I have a list/array of numpy arrays, representing objects split into subgroups. 我有一个numpy数组的列表/数组,表示将对象分成子组。

I would like to create a copy of this array where I can swap elements within the subgroups and leave the original groupings unchanged. 我想创建此数组的副本,在其中可以交换子组中的元素并使原始分组保持不变。

The function I've written to do this is: 我为此编写的函数是:

def group_swap(groups):
# Chooses two random groups and swaps two random elements from each 
group.
    gr = np.copy(groups)
    g1 = np.random.randint(len(gr))
    g2 = np.random.randint(len(gr))
    if g1 != g2:
        e1 = np.random.randint(len(gr[g1]))
        e2 = np.random.randint(len(gr[g2]))
        gr[g1][e1] ,gr[g2][e2] = gr[g2][e2].copy(),gr[g1][e1].copy()
        return(gr)
    else:
        return(groups)

Based on this question , I've been able to swap the elements. 基于这个问题 ,我已经能够交换元素。 However, the elements in the original array are also swapped, as in this example. 但是,如本例所示,原始数组中的元素也被交换。

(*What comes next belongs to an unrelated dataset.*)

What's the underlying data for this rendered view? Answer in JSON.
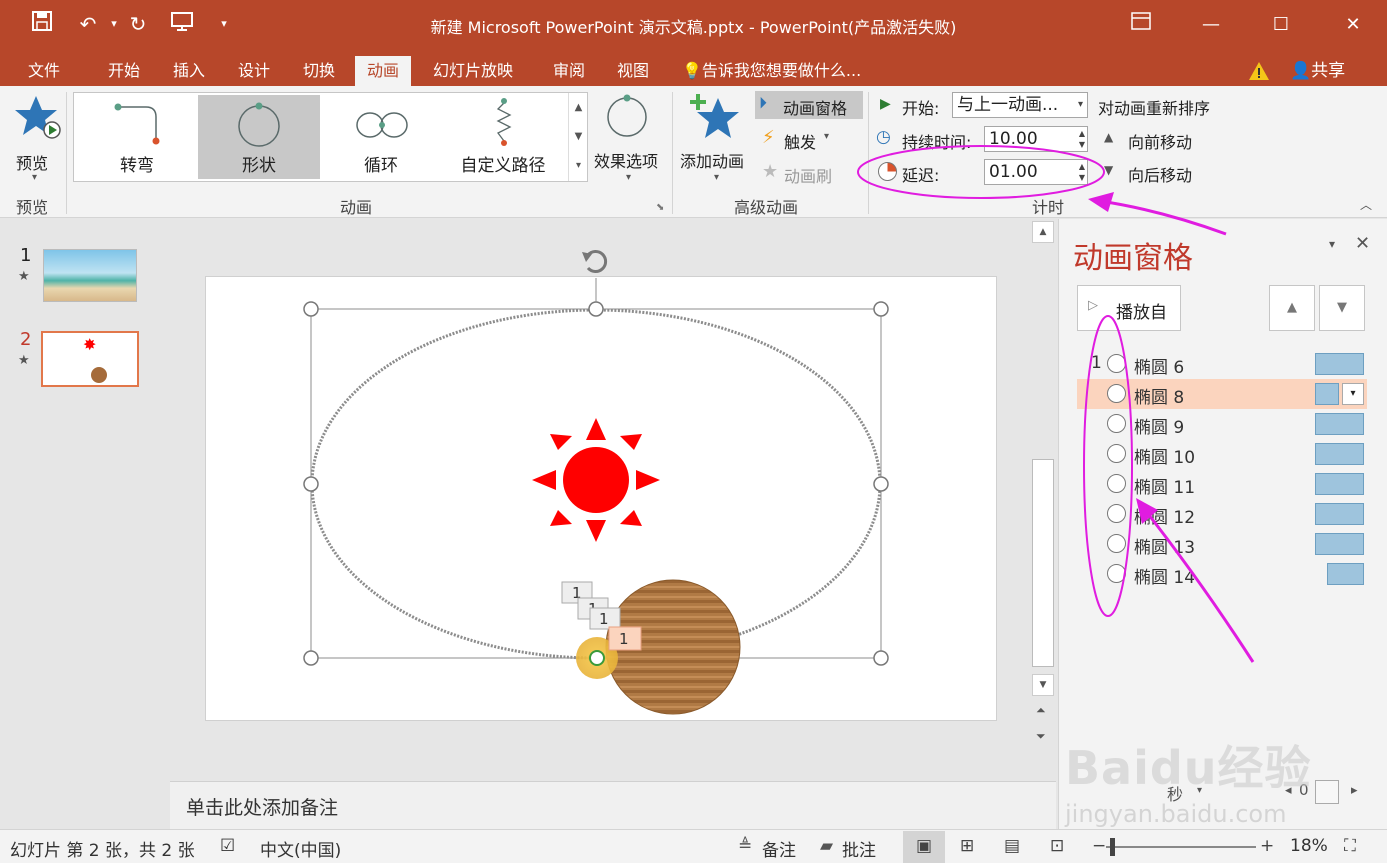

a = np.array_split(np.arange(10),3)
print('orginal before swap: ',a)
a_swap = group_swap(a)
print('original after swap: ',a)
print('swapped array: ',a_swap)

Which gives: 这使:

original before swap:  
[array([0, 1, 2, 3]), array([4, 5, 6]), array([7, 8, 9])]
original after swap:  
[array([0, 1, 2, 7]), array([4, 5, 6]), array([3, 8, 9])]
swapped array:  
[array([0, 1, 2, 7]) array([4, 5, 6]) array([3, 8, 9])]

Ideally, the array a should be unchanged and only a_swap show the swapped elements. 理想情况下,数组a应该保持不变,只有a_swap显示交换的元素。 I had hoped that making and working with a copy of the array within my function would do the trick but that hasn't worked. 我曾希望在函数中创建并使用数组的副本能够达到目的,但那没有用。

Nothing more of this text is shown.